Photo: Stockholm Resilience Centre
Discussing the Great Wall of Africa among drought-resistant plants in the village of Koyli Alpha in Senegal. Reforestation efforts include providing fodder for livestock.
Sometimes the places with the biggest needs are the places with the biggest innovations. Consider the greening initiative that Africa is taking on to fight drought.
Aryn Bakerwrites for Time magazine, “The seedlings are ready. One hundred and fifty thousand shoots of drought-resistant acacia, hardy baobab and Moringa spill out of their black plastic casings. The ground has been prepared with scores of kilometer-long furrows leading to a horizon studded with skeletal thorn trees. It’s early August, and in less than a week, 399 volunteers from 27 countries will arrive in this remote corner of northern Senegal to participate in one of the world’s most audacious efforts to combat the effects of climate change: an $8 billion plan to reforest 247 million acres of degraded land across the width of Africa, stretching from Dakar to Djibouti.
“The Great Green Wall project, spearheaded by the African Union and funded by the World Bank, the European Union and the United Nations, was launched in 2007 to halt the expansion of the Sahara by planting a barrier of trees running 4,815 miles along its southern edge. Now, as concerns mount about the impact of climate change on the Sahel, the semiarid band of grassland south of the Sahara that is already one of the most impoverished regions on earth, the Great Green Wall is filling a new role. The goal now, say its designers, is to transform the lives of millions living on the front line of climate change by restoring agricultural land ruined by decades of overuse; when done, it should provide food, stem conflict and discourage migration. When the project is completed in 2030, the restored land is expected to absorb some 250 million metric tons of carbon dioxide from the atmosphere, the equivalent of keeping all of California’s cars parked for 3½ years. …
“When people think of potential fixes for global warming, they tend to focus on big projects. But if human activity is at the root of climate change, whether it be the carbon emissions of the industrialized world or the overgrazing of the Sahel, then that is where the solution lies as well.
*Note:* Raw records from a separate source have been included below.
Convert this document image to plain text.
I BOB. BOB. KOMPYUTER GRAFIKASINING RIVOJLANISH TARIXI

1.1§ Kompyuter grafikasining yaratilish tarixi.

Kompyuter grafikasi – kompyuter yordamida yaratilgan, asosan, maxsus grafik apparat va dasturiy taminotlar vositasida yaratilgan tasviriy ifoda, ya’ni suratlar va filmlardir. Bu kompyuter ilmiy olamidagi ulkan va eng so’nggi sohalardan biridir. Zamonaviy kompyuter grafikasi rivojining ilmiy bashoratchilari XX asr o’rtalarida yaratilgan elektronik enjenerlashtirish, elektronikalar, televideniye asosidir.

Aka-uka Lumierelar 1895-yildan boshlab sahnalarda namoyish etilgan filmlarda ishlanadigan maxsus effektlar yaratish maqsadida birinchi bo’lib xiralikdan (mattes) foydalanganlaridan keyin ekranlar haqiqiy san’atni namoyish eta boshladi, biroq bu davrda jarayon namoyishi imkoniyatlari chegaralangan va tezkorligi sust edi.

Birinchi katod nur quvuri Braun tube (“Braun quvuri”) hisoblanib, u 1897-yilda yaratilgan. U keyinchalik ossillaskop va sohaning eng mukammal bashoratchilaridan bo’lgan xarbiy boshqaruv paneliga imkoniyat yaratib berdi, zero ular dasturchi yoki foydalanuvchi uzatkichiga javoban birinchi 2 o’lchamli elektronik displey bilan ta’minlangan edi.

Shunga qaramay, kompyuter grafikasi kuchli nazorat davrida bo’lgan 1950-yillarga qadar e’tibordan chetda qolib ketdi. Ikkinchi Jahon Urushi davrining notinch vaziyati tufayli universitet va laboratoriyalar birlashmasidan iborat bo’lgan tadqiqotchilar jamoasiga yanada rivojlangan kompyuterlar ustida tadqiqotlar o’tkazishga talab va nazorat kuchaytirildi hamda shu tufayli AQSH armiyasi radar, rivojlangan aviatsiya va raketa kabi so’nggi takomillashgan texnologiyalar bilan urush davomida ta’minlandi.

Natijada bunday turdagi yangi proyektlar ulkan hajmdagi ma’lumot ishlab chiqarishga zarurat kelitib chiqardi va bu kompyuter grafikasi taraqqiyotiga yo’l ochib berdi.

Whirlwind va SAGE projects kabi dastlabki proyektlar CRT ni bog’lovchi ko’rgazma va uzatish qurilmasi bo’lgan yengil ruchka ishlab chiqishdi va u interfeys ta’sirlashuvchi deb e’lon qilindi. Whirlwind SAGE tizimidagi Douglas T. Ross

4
Environmentalists celebrate the Great Green Wall for its epic territorial ambition, but its biggest impact will come from allowing people to meet their needs without destroying nature in the process.
“The Sahara isn’t expanding so much as the Sahel is shrinking, destroyed by decades of overgrazing, climate-change-induced drought and poor farming practices that have stripped the once lush grasslands of the fertile topsoil needed to regenerate. … Planting trees not only reduces carbon on a global scale—research in the journal Science estimates planting more than 2 billion acres of trees could remove two-thirds of all the emissions that human activity has pumped into the atmosphere since the Industrial Revolution—it also recharges the water table and creates microclimates that increase local rainfall. … Though it may not sound like much, the solution to climate change in the Sahel starts with getting grass to grow.
“ ‘If we can solve people’s problems by improving their living conditions now,’ says Goudiaby, ‘they will be able to help themselves by protecting the trees that protect their future.’
After all, stopping global warming isn’t about saving the planet. … It’s about saving humanity. One way to do that is by helping those who are most vulnerable to what chaos we have already created.
“Just 25 miles south of Mbar Toubab, near the village of Koyli Alpha, 50-year-old Dienaba Aka pulls her heavily laden donkey cart to the side of the road. She and her extended family have spent the day cutting grass in a ‘forage bank’ managed by the national Great Green Wall agency. … Now herders pay $1.70 a day to harvest the waist-high grass for their cattle until the rains bring new grazing opportunities. For Aka, the idea of a grass ‘bank’ is a radical departure from an itinerant childhood spent following the family herd in search of forage. Now she can feed her cattle in the lean season without stripping trees.
“Aka, like women from many villages in the region, has been planting trees for the GGW project since 2012. She earns $96 during the six-week planting season. It’s good money, she says, but most women do it because they have been told it will bring back the rain, which in turn brings the grass that feeds their livestock.
“There is another advantage to forage banking, Aka says, gazing proudly at her two 10-year-old nieces perched atop several bags of recently cut grass. ‘Before the Great Green Wall, the kids had to go with us when we took the cattle to graze. Now they can stay in school.’ ” More here.
Hat tip: UN Environment Programme on Twitter
An uplifting story. Money well spent.
I liked how they’re considering all the angles, unlike some reforestation projects in Haiti I read about in the excellent book “The Gospel of Trees.”